The migratory capacity of glioma cells is a major contributor to tumour invasiveness and recurrence, making inhibition of migration a critical therapeutic goal. In the present study, the FA-TMZ/EA- PZ-CS NPs markedly suppressed LN229 cell migration compared to the non-targeted and untreated controls, highlighting the advantage of folate-mediated targeting and dual drug co-delivery. The enhanced anti-migratory activity of FA-TMZ/EA-PZ-CS NPs can be attributed to multiple synergistic mechanisms. Folic acid conjugation promotes receptor-mediated endocytosis, leading to increased intracellular accumulation of Temozolomide and Ellagic acid. Ellagic acid, acting as a natural PARP inhibitor, interferes with DNA repair and reduces expression of migration-related proteins (MMP-2, MMP-9), whereas temozolomide induces DNA alkylation and cytotoxic stress. Their co-delivery within the core–shell matrix ensures synchronized release, sustained intracellular exposure, and enhanced suppression of signalling pathways associated with cell motility and invasion [52]. These findings are consistent with previous reports that ligand-guided nanocarriers boosted cellular uptake and anti-migratory action in glioma models. Overall, the current findings highlight that FA-TMZ/EA-PZ-CS NPs not only improve drug delivery efficiency but also functionality limits glioma cell invasiveness, which is an important step towards limiting glioblastoma progression and recurrence.
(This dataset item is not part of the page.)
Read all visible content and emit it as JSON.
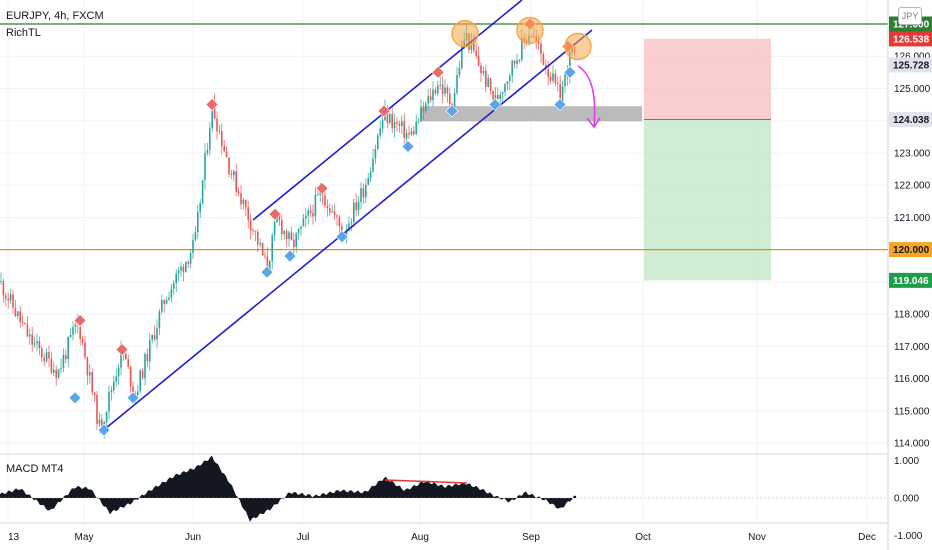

Despite robust in vitro results, these findings face significant translational constraints. 2D LN229 monolayers fail to replicate the high interstitial fluid pressure (IFP), extracellular matrix (ECM) complexity, or the tumour heterogeneity characteristic of glioblastoma. While FA-functionalization facilitates receptor-mediated endocytosis, crossing the intact blood–brain barrier (BBB) remains a major physiological hurdle. However, the disorganized neovascularization of the blood–brain tumour barrier (BBTB) offers a “leaky” fenestrated endothelium that may enable passive accumulation via the enhanced permeability and retention (EPR) effect. This passive recruitment, coupled with active FA-ligand targeting, could improve therapeutic localization within the tumour core. Nonetheless, the current lack of in vivo pharmacokinetic (PK) and biodistribution data necessitates future validation in orthotopic xenograft models to rigorously assess site-specific accumulation and systemic safety. These results should therefore be interpreted as a foundational mechanistic proof-of-concept rather than a definitive translational profile.

5. Conclusions

This study reports the development of a folic acid-conjugated PLGA–zein core–shell nanosystem (FA-TMZ/EA-PZ-CS NPs) for the co-delivery of TMZ and EA, using folic acid as a targeting strategy to address chemoresistance in glioblastoma. The engineered core–shell architecture enabled efficient dual-drug encapsulation, physicochemical stability, and sustained, pH-responsive drug release. The key novelty of this work lies in the integration of chemotherapy with PARP-mediated DNA repair inhibition within a single ligand-targeted nanosystem. By incorporating EA as a natural PARP inhibitor alongside TMZ, the system is designed to enhance DNA damage while simultaneously suppressing repair pathways, thereby improving therapeutic efficacy. Furthermore, folic acid functionalization significantly enhanced cellular uptake in LN229 glioblastoma cells, resulting in superior cytotoxicity compared to non-targeted formulations. Mechanistic investigations demonstrated strong synergistic interaction between TMZ and EA, accompanied by enhanced apoptosis, inhibition of clonogenic survival and cell migration, and significant downregulation of PARP expression, confirming the role of EA in sensitizing tumour cells to TMZ-induced DNA damage. Despite these promising findings, the current study is limited to in vitro evaluation. Future studies will focus on in vivo pharmacokinetics, biodistribution, and therapeutic efficacy in orthotopic glioblastoma models to validate the translational potential of this nanosystem. Overall, this work presents a mechanistically driven, targeted nanotherapeutic strategy that combines dual-drug delivery with modulation of DNA repair pathways, offering a promising approach to overcoming chemoresistance in glioblastoma.